Machakel is a woreda in Amhara Region, Ethiopia. Part of the Misraq Gojjam Zone, Machakel is bordered on the south by Debre Elias, on the northwest by the Mirab Gojjam Zone, on the east by Sinan, and on the southeast by Guzamn. Towns in Machakel include Amanuel. Woreda of Debre Elias was separated from Machakel.

Demographics
Based on the 2007 national census conducted by the Central Statistical Agency of Ethiopia (CSA), this woreda has a total population of 118,097, an increase of -37.34% over the 1994 census, of whom 58,529 are men and 59,568 women; 8,728 or 7.39% are urban inhabitants. With an area of 746.43 square kilometers, Machakel has a population density of 158.22, which is greater than the Zone average of 153.8 persons per square kilometer. A total of 27,967 households were counted in this woreda, resulting in an average of 4.22 persons to a household, and 27,143 housing units. The majority of the inhabitants practiced Ethiopian Orthodox Christianity, with 98.87% reporting that as their religion, while 1.1% of the population said they were Muslim.
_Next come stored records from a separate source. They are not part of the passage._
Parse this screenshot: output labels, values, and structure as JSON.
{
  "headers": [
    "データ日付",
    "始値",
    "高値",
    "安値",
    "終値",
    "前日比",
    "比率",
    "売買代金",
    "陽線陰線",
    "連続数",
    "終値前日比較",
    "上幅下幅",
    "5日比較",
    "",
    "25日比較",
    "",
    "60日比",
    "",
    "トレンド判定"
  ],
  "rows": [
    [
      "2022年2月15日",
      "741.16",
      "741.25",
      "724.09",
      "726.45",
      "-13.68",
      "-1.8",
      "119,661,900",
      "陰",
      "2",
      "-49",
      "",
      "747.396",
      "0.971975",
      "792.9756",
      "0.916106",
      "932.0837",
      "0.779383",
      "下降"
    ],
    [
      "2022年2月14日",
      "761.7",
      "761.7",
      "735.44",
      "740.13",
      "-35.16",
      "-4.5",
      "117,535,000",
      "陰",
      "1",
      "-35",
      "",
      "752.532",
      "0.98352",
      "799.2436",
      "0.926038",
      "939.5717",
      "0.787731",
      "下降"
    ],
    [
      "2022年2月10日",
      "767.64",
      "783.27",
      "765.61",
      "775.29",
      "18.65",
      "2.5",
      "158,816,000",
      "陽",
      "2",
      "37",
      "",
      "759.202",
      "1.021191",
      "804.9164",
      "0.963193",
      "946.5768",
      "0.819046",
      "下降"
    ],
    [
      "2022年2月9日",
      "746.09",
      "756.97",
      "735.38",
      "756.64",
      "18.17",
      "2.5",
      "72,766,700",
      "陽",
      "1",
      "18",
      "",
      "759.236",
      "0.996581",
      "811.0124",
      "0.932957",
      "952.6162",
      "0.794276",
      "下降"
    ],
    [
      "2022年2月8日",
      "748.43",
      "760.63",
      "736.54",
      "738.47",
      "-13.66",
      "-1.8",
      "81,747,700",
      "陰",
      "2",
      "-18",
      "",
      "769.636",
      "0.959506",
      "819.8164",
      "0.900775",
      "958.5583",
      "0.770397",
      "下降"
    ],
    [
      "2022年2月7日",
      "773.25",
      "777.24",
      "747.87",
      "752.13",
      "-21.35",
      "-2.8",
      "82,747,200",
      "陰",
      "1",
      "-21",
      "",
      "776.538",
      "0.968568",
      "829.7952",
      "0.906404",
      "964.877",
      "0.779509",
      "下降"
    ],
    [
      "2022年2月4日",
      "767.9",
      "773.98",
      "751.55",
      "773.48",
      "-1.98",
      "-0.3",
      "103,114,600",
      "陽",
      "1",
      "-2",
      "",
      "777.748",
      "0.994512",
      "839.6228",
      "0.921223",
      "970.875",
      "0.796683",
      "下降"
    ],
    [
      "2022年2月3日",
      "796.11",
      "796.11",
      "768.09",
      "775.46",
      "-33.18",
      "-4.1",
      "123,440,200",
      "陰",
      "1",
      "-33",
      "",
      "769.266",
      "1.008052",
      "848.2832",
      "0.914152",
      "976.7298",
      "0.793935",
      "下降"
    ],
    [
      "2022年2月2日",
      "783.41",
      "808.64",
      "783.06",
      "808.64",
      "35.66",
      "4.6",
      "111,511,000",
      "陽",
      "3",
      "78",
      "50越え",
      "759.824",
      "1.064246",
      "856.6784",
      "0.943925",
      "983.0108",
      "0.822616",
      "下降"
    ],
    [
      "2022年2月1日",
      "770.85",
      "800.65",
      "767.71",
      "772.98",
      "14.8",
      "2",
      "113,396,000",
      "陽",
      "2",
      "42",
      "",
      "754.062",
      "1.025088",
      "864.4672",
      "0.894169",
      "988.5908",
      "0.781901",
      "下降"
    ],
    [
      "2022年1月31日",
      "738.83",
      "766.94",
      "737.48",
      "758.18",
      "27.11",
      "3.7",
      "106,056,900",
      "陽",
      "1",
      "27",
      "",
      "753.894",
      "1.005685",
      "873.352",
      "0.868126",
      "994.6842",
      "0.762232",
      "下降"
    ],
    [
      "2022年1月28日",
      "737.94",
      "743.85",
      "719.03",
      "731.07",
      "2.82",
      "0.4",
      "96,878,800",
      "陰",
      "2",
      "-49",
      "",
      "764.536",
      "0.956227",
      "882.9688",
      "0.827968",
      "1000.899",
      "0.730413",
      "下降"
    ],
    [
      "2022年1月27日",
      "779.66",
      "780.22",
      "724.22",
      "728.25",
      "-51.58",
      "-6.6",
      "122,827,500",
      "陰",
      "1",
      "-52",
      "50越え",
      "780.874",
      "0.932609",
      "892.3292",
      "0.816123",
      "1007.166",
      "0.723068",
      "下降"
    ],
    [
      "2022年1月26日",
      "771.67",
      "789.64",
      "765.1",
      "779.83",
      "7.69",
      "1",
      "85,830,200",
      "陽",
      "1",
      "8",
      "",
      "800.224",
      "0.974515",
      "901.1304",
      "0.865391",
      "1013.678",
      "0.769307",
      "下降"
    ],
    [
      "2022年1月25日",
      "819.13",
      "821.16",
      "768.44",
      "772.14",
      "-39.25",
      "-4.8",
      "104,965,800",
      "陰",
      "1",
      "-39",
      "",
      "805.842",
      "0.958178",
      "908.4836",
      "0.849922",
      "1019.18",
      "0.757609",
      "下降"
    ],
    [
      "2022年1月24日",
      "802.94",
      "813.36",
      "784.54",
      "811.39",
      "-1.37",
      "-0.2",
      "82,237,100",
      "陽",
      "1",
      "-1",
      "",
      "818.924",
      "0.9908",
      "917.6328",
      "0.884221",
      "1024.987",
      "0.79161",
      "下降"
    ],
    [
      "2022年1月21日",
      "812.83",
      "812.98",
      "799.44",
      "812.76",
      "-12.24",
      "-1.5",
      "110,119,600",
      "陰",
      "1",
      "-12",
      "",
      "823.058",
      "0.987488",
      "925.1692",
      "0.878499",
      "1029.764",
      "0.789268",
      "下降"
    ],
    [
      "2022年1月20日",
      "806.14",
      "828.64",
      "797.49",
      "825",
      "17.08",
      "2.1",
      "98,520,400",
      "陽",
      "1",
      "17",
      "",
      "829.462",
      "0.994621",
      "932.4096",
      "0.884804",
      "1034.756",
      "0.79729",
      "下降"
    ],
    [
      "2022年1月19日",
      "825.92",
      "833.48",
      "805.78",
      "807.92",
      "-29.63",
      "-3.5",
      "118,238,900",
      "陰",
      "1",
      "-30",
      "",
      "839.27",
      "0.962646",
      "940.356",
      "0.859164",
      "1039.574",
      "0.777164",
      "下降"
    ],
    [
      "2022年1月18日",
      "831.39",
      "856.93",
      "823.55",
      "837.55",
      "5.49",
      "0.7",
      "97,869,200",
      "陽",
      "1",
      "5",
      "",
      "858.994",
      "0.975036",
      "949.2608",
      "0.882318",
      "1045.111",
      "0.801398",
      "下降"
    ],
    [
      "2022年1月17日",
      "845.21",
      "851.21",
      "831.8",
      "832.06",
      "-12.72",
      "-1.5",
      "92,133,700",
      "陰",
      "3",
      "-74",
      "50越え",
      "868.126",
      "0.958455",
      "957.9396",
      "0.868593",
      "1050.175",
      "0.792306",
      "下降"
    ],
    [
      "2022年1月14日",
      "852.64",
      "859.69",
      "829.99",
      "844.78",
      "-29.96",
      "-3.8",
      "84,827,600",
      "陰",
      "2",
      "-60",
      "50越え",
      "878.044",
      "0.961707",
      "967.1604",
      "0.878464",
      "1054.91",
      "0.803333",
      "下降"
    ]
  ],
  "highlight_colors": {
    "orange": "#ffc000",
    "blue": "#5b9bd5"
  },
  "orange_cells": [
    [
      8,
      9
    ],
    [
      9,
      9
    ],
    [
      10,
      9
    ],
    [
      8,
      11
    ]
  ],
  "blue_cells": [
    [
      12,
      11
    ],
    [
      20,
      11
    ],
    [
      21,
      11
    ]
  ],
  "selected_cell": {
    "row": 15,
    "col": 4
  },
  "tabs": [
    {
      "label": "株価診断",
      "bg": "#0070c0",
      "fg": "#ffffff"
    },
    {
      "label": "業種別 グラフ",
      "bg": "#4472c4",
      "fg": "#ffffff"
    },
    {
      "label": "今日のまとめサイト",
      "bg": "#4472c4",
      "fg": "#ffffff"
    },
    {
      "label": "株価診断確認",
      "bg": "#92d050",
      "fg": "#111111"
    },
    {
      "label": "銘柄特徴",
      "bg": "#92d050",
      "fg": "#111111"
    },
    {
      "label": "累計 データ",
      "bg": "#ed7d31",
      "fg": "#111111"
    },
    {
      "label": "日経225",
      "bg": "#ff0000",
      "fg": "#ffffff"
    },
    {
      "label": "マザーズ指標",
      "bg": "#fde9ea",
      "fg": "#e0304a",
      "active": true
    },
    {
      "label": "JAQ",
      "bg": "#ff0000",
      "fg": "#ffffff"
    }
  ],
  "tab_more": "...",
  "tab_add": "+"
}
The 1994 national census reported a total population for this woreda of 188,472 in 38,915 households, of whom 94,269 were men and 94,203 were women; 9,439 or 5.01% of its population were urban dwellers. The largest ethnic group reported in Machakel was the Amhara (99.92%). The majority of the inhabitants practiced Ethiopian Orthodox Christianity, with 98.77% reporting that as their religion, while 1.15% were Muslim.